LONDON (Reuters) - British clothing retailer Next reported a rise in sales in the run-up to Christmas in line with its own expectations, boosted by online demand and confounding fears of poor festive trading.
Next, the first major listed retailer to update on Christmas trading, said on Thursday that strong sales in the three weeks prior to Christmas along with a good half-term holiday week at the end of October made up for disappointing sales in November.
It said that for the year ahead (2019-20) it was assuming a similar economic environment as that experienced in the second half of its current year. But it cautioned that forecasts for 2019-20 come with a high degree of uncertainty due to Brexit.
Next said total full price sales including interest income rose 1.5 percent in the period from Oct. 28 to Dec. 29, the bulk of its fourth quarter. That outcome compared to third quarter growth of 2.0 percent.
The trading environment in Britain in the run-up to Christmas was brutal with many retailers having to cut prices to shift stock.
Industry data showed the largest November drop in shopper numbers for a decade and a huge profit warning from online fashion retailer ASOS on Dec. 17 routed share prices across the sector, suggesting the high street malaise had spread to online players too.
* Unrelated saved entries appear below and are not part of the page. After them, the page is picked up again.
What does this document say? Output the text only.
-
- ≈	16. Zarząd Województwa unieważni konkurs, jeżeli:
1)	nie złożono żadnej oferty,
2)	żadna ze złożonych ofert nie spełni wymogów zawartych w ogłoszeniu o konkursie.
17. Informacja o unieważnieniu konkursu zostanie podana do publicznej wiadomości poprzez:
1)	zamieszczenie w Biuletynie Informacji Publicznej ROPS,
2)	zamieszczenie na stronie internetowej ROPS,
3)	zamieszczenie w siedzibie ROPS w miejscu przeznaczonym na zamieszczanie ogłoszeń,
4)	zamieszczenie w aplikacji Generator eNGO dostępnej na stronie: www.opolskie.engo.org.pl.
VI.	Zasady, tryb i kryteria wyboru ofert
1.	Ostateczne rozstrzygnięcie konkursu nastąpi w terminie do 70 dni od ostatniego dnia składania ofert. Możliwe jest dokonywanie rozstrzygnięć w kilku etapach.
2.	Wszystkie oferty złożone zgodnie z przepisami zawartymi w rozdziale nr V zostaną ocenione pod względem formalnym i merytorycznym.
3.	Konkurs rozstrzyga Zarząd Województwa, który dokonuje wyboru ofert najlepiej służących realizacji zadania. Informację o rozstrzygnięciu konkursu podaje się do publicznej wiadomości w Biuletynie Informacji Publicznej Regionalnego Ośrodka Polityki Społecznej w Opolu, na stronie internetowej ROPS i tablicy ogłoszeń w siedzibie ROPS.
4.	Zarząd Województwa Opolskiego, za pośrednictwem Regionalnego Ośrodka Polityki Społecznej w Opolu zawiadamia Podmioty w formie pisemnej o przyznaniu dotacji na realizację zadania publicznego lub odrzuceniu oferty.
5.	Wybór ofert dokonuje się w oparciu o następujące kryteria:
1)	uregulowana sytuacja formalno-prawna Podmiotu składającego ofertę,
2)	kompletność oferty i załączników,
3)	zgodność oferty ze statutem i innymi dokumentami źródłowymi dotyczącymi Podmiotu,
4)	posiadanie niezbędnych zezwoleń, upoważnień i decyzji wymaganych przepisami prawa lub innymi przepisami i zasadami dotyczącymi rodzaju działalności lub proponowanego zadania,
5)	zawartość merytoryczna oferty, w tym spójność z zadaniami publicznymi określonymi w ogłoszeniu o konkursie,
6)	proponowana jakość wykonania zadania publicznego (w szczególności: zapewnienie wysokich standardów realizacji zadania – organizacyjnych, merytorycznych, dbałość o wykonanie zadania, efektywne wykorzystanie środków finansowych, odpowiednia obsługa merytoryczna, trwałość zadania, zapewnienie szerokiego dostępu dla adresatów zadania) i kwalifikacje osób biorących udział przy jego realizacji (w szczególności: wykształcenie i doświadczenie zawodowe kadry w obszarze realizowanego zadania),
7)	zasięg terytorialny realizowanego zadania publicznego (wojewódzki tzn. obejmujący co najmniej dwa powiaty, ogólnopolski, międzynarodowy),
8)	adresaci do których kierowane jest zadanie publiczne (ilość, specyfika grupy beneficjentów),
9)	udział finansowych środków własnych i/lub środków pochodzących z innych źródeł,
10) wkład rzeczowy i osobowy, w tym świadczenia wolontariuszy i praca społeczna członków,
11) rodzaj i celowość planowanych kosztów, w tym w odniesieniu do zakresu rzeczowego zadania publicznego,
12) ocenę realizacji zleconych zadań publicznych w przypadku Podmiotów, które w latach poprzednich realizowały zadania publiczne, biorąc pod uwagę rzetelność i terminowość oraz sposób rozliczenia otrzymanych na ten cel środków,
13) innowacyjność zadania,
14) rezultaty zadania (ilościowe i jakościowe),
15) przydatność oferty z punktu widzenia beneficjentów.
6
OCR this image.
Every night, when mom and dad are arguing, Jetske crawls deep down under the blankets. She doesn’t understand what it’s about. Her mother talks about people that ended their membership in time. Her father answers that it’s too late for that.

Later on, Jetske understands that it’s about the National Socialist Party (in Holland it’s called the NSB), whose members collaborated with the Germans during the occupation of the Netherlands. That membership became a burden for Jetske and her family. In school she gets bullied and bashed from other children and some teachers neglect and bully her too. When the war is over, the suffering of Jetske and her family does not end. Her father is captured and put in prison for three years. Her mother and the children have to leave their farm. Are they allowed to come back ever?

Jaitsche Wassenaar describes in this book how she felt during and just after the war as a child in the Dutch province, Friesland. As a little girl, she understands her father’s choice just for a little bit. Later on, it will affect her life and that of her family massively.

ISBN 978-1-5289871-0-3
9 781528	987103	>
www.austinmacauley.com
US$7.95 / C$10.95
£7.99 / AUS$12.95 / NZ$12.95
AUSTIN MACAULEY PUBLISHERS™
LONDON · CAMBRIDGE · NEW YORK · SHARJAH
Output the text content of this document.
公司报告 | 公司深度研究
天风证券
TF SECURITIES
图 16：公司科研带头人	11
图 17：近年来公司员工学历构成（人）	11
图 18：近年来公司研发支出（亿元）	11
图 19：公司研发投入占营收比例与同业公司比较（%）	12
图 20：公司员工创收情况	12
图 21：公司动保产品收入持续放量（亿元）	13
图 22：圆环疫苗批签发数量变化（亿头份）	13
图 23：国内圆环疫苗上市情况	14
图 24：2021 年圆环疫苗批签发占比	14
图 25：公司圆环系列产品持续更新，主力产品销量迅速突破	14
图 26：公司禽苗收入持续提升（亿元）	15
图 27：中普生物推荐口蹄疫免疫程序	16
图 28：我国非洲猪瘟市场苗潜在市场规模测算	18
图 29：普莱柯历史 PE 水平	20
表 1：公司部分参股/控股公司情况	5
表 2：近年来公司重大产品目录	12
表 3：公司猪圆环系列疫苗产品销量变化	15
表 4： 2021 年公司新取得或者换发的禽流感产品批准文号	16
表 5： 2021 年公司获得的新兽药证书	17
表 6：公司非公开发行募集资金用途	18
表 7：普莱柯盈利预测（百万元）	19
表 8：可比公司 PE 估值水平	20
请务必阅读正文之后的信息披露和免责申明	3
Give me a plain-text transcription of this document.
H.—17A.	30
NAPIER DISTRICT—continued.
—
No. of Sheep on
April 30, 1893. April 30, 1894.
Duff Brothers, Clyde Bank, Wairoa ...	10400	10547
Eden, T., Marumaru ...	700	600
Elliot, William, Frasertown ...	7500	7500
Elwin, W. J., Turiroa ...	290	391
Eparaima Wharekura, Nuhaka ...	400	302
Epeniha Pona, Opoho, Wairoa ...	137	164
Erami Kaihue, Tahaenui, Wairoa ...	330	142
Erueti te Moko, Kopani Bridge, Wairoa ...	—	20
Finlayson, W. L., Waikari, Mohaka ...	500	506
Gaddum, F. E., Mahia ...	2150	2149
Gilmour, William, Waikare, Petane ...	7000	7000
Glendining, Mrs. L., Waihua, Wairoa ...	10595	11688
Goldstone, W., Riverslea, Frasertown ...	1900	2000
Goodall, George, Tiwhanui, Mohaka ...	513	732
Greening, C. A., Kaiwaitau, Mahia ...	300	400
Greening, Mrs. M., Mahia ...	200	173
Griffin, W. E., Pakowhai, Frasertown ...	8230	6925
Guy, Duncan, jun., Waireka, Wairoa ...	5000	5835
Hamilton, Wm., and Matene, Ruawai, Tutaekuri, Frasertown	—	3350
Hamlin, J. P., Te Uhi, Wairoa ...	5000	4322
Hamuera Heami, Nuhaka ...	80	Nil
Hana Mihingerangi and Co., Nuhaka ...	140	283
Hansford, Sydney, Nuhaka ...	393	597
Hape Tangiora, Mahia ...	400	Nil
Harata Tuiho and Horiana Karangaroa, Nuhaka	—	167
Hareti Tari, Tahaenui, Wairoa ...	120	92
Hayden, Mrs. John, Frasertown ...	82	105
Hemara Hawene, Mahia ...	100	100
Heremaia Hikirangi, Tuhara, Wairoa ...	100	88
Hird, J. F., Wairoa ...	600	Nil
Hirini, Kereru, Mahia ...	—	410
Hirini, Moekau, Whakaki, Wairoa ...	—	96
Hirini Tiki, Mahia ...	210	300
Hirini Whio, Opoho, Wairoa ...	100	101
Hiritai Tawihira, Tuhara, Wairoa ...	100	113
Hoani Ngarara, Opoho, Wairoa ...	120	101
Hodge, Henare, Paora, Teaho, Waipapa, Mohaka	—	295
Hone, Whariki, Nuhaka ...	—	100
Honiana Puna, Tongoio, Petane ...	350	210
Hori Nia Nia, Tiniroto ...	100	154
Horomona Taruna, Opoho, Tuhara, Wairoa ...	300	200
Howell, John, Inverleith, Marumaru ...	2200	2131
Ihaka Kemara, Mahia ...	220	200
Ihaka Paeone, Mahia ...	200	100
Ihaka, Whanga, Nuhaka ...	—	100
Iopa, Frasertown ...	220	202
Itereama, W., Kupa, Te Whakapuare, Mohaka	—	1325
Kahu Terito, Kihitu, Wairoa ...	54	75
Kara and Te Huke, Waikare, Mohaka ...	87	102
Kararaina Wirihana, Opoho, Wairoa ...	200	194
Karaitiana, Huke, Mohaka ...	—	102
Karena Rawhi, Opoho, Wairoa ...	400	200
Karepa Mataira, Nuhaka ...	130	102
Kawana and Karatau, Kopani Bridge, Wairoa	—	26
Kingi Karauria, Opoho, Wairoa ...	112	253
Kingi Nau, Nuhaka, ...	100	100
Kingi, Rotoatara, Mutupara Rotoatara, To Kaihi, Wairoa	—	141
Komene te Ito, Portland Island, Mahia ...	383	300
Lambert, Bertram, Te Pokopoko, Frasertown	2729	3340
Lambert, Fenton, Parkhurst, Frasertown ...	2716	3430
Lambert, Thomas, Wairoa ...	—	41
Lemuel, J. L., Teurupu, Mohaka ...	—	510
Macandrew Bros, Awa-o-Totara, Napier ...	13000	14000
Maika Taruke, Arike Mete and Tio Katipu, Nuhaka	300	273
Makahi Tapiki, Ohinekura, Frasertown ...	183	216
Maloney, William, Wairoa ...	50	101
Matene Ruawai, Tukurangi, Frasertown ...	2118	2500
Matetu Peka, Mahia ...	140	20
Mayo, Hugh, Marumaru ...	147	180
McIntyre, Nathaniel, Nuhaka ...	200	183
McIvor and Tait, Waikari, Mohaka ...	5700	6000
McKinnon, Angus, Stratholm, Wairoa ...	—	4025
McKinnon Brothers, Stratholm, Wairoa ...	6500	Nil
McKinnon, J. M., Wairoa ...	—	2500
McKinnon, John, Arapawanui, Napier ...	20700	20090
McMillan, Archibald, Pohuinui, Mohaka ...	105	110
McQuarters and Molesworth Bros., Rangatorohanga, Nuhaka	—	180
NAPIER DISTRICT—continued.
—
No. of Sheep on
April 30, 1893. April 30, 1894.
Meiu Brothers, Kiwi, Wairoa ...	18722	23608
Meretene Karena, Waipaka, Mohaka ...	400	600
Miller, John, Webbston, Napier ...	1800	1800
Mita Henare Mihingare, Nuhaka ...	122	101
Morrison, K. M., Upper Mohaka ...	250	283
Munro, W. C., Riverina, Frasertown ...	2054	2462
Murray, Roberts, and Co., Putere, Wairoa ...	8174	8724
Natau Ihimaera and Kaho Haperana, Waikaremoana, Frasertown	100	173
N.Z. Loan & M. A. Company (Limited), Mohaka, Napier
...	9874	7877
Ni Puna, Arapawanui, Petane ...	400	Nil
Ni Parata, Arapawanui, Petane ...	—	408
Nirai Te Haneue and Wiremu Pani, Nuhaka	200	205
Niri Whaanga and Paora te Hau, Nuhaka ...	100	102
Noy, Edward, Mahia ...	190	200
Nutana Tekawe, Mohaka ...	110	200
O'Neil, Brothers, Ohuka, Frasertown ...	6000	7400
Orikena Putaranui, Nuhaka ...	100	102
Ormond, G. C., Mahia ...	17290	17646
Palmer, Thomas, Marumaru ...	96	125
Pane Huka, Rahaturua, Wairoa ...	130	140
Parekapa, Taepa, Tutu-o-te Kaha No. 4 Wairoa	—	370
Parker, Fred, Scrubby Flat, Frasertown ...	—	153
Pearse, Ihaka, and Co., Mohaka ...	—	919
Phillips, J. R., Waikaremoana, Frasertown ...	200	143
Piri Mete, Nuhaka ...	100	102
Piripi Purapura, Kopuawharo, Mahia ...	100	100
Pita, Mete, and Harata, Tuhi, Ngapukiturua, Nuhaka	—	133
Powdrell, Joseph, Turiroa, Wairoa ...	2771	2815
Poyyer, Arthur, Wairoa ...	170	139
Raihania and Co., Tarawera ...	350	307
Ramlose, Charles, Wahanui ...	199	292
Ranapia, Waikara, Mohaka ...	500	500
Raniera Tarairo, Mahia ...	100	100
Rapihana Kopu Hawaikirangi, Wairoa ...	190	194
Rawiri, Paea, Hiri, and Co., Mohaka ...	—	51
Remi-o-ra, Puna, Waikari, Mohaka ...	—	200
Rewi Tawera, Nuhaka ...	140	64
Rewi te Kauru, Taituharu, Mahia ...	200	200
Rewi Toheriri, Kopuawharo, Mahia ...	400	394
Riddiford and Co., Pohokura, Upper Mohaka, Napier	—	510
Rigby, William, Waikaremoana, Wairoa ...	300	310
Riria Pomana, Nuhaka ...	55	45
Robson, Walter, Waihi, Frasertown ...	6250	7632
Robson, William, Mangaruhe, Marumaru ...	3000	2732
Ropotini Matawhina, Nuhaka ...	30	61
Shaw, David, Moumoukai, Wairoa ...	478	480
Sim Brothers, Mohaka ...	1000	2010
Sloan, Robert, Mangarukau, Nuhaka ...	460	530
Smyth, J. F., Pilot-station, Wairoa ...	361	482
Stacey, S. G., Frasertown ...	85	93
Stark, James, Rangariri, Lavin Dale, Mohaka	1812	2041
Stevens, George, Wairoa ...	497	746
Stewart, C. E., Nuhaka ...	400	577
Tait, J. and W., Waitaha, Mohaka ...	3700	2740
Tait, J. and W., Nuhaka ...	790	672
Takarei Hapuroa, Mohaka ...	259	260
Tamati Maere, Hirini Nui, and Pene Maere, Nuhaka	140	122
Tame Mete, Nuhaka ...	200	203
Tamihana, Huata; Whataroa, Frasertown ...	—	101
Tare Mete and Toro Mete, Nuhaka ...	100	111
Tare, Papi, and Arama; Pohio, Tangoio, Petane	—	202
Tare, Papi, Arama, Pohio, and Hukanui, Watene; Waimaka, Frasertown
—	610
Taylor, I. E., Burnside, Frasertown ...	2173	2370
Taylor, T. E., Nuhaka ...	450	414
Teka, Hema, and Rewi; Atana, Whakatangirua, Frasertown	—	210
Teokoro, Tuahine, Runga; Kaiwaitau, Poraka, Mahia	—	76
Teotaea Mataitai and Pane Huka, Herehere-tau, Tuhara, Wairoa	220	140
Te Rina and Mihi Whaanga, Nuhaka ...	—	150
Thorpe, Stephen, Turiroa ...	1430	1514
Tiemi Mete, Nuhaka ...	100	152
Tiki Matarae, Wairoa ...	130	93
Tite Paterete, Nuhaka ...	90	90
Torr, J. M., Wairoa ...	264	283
British retailers are facing a perfect storm of rising costs, Brexit-induced UK consumer weakness and the structural shift online. Clothing retailers have also suffered from unseasonably mild autumn and winter weather.
Next, which trades from more than 500 stores in Britain and Ireland, about 200 stores in 40 countries overseas and its "Directory" online and catalogue business, has a longstanding policy of not going on sale before Boxing Day (Dec. 26).
Sales at its stores fell 9.2 percent but Directory sales were up 15.2 percent.
For the full 2018-19 year Next is forecasting full-price sales growth of 3.2 percent and pretax profit of 723 million pounds versus 726.1 million pounds made in 2017-18. It was previously forecasting sales growth of 3 percent and profit of 727 million pounds.
For 2019-20 it is forecasting full-price sales growth of 1.7 percent.
Shares in Next, which prior to Thursday's update had fallen by 24 percent over the three months, closed Wednesday at 4,177 pence, valuing the business at 5.9 billion pounds.